Par ailleurs, l'avenant au contrat de travail de Mme [W] en date du

1er juin 2012, la proposition de modification de son contrat de travail du 26 juin 2013, la proposition de reclassement du 8 novembre 2013, le courrier du 13 février 2014, la notification de licenciement ainsi que le certificat de travail ont tous été adressés à la salariée par Mme [R] [E], DRH du Groupe [L], dont il n'est ni démontré ni même soutenu qu'elle était salariée de la SASU MA.

Si l'intervention du groupe dans l'accompagnement du PSE ne caractérise pas nécessairement une situation de co-emploi, en revanche, l'immixtion sociale globale et permanente de la société Groupe [L] dans les affaires de sa filiale est démontrée par la direction et la gestion du personnel qui sont assurés par la société mère, laquelle a de ce fait la qualité d'employeur, sa filiale, la SASU MA, ne se comportant plus comme le véritable employeur à l'égard de ses salariés.
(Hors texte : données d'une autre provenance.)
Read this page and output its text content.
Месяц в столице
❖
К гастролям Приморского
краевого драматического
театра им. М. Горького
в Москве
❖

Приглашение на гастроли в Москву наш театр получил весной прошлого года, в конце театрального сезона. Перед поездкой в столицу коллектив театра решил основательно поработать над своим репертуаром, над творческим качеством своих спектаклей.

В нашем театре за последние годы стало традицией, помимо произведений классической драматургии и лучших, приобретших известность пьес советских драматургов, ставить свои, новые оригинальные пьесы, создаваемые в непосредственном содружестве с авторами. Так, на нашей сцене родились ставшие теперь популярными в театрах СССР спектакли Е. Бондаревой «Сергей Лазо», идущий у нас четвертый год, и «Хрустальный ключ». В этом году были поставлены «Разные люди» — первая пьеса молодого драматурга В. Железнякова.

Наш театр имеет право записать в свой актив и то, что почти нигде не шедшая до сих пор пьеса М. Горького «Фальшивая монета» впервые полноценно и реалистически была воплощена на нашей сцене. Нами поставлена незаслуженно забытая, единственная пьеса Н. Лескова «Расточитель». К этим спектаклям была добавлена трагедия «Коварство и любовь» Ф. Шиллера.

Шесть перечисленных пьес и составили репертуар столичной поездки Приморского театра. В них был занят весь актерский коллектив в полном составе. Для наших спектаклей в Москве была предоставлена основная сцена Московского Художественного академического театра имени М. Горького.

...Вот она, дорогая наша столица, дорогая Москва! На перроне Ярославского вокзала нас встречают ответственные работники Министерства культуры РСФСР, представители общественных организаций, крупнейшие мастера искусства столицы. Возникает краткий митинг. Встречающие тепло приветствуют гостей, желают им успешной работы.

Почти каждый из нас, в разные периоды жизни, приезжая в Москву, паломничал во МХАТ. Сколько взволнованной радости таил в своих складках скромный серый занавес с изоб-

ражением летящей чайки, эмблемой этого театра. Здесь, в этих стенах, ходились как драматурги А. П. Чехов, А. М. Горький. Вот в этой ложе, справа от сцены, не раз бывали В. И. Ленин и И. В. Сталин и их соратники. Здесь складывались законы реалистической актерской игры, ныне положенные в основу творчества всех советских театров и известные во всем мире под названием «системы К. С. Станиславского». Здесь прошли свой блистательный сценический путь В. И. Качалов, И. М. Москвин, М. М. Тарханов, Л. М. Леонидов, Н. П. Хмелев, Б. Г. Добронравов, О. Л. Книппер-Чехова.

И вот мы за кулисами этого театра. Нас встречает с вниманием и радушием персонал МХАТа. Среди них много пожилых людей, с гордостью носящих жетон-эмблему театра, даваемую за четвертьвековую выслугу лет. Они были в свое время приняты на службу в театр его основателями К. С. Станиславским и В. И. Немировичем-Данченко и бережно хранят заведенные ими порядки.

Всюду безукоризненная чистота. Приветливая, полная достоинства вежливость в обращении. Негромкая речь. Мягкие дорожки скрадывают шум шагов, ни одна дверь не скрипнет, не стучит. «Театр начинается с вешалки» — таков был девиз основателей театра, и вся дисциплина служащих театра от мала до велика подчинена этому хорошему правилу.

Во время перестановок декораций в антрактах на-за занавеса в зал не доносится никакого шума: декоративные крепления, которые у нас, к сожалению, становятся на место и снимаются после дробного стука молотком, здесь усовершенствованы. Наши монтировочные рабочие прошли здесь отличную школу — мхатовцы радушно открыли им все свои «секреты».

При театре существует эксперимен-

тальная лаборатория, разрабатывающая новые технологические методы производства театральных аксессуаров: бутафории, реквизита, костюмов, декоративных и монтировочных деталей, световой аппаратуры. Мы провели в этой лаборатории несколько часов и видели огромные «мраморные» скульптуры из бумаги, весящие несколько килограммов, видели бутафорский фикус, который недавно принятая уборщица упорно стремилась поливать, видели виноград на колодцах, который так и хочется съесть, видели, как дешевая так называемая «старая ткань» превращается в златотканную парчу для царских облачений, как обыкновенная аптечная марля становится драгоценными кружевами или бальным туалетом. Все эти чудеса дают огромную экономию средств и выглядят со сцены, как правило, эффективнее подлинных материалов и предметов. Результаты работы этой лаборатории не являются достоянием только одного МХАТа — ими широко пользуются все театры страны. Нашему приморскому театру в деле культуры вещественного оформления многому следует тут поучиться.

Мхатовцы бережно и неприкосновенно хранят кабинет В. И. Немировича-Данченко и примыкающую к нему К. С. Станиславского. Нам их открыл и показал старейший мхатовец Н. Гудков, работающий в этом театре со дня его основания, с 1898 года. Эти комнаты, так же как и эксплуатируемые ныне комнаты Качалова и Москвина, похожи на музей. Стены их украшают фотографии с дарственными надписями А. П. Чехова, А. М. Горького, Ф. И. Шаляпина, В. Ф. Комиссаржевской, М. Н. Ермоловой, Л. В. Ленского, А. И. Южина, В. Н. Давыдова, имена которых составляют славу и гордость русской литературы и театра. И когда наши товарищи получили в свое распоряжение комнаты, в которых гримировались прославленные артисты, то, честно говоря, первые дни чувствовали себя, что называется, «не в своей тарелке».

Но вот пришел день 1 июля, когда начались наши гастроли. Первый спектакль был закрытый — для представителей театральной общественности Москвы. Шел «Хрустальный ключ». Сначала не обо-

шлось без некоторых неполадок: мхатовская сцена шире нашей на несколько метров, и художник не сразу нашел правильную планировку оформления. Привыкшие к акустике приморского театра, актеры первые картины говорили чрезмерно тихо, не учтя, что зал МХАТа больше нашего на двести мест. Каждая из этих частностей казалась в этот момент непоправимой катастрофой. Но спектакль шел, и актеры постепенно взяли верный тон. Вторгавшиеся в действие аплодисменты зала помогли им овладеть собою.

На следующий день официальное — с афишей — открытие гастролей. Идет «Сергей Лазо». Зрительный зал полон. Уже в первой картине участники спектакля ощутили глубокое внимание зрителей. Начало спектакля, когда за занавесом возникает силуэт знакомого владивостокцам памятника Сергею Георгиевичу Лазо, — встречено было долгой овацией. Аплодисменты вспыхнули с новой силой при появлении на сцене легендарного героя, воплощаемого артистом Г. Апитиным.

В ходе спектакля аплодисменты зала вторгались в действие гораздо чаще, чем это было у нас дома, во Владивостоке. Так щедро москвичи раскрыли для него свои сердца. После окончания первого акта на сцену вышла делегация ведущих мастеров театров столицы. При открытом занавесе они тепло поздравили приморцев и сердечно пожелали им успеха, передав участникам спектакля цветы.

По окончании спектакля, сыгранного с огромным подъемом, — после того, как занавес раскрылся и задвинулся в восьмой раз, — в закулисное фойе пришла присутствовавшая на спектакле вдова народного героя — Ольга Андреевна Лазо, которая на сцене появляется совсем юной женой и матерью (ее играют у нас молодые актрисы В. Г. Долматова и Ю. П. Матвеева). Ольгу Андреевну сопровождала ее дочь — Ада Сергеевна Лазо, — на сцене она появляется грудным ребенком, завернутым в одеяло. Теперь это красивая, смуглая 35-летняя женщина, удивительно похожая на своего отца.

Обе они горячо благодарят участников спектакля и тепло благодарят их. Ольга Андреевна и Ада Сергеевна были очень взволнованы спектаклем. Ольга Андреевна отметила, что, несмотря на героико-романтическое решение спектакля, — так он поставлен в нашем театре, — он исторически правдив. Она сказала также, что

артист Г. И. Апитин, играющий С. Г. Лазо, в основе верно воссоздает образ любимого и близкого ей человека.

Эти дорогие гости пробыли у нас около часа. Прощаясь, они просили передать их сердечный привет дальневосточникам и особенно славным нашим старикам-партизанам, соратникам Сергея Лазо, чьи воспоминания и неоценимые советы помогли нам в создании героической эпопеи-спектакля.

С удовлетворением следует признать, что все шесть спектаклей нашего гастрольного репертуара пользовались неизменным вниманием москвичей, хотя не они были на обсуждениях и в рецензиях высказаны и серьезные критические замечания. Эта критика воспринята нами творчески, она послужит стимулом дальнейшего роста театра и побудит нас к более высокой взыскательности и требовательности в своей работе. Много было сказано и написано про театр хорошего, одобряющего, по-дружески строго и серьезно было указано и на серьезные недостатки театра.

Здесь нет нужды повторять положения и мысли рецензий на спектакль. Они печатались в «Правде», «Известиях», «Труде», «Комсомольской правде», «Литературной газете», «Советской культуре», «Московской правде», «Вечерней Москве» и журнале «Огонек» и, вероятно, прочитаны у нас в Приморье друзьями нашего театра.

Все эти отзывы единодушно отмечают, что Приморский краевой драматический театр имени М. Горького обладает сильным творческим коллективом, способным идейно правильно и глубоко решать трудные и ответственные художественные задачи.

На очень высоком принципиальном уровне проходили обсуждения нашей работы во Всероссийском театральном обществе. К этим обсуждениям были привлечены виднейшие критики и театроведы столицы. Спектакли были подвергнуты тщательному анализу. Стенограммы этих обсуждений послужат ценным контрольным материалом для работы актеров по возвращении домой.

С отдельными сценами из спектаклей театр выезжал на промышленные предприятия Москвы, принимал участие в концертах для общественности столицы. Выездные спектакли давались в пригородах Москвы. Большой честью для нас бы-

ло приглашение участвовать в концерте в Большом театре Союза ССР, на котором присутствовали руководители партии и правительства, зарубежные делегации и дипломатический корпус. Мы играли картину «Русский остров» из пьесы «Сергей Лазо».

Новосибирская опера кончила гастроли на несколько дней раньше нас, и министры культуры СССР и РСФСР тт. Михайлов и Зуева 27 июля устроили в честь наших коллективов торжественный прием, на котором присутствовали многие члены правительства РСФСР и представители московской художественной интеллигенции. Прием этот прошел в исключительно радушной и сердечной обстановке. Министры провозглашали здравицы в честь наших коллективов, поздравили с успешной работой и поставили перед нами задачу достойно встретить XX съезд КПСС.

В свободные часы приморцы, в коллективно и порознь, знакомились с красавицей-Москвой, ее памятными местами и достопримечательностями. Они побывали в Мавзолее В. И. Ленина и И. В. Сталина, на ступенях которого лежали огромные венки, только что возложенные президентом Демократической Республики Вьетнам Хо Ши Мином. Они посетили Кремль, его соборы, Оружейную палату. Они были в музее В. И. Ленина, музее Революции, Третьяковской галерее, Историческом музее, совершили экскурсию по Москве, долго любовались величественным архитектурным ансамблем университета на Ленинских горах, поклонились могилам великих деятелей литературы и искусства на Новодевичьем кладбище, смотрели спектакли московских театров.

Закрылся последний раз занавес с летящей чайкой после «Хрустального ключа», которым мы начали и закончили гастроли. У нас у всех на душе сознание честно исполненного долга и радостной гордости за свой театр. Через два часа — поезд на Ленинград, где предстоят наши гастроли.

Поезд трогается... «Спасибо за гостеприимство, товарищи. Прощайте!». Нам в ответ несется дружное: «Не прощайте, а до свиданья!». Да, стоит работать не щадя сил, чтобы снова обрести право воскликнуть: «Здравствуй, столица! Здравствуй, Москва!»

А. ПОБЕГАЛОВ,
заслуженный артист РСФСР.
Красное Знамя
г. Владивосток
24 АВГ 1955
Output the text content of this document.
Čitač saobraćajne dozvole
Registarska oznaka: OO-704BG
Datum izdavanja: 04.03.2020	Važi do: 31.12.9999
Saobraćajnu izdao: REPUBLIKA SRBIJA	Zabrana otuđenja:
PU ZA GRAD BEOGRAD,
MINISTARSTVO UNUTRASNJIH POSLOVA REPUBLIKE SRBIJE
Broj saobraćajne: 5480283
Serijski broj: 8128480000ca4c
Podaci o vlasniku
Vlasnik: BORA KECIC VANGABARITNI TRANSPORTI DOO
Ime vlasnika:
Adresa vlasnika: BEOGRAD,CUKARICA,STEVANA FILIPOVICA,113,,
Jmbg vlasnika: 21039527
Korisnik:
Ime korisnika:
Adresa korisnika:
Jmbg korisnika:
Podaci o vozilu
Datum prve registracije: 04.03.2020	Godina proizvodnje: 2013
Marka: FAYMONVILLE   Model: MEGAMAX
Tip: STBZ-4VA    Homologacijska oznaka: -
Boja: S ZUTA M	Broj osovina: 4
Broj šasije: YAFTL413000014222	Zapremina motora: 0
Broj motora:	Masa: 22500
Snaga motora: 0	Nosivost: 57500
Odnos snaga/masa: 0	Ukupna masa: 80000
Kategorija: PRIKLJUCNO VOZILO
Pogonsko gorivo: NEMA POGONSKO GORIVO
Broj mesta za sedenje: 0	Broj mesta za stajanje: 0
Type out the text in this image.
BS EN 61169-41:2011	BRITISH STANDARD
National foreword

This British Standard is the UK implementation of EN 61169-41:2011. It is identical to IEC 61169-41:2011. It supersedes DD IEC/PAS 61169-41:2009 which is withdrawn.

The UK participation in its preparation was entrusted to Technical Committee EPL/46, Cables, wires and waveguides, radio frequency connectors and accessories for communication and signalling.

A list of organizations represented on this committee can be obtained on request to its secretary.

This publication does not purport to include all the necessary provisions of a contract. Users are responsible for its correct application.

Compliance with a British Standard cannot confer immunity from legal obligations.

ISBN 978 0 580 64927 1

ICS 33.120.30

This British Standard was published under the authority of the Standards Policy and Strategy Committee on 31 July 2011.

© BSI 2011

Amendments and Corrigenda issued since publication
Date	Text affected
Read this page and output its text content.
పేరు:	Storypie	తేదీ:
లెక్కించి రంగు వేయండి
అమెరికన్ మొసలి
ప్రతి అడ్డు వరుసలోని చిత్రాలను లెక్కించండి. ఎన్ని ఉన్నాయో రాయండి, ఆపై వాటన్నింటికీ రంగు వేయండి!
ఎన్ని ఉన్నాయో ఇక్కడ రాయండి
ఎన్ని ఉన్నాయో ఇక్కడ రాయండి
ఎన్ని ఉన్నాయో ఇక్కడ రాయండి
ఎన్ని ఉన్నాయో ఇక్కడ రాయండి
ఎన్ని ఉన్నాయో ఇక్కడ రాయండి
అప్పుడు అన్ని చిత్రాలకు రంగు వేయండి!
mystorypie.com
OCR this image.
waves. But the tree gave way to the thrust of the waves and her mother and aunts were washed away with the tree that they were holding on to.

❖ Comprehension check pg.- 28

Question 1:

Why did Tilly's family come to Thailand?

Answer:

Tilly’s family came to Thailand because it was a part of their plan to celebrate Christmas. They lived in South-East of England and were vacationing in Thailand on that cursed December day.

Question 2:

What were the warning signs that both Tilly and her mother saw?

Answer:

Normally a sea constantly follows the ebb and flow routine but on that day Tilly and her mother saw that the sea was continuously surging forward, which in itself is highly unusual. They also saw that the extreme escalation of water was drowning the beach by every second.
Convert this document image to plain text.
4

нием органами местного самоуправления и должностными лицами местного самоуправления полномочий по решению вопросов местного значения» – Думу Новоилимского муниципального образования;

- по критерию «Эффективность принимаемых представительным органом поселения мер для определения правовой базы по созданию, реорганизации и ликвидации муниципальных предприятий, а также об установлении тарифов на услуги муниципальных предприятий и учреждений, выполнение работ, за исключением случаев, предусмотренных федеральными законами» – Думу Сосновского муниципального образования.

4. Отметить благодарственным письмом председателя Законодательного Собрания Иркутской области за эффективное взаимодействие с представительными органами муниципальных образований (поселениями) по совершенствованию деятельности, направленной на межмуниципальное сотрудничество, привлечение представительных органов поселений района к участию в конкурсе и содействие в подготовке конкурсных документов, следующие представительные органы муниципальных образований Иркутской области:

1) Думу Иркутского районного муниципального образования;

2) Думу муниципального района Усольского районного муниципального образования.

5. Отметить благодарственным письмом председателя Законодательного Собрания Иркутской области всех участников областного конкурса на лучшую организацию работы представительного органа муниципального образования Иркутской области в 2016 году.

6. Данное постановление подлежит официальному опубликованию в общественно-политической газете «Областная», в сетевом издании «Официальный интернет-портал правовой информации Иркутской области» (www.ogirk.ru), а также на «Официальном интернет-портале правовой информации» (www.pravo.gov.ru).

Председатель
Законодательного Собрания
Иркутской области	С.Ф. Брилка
La présence de cadres au sein de la SASU MA est indifférente à l'appréciation du co-emploi allégué, dès lors qu'aucun d'eux n'était en charge de la gestion économique et sociale de la société.

Il résulte de ce qui précède que c'est à juste titre que le premier juge a estimé que la SA Groupe [L] devait être considérée comme co-employeur de Mme [W].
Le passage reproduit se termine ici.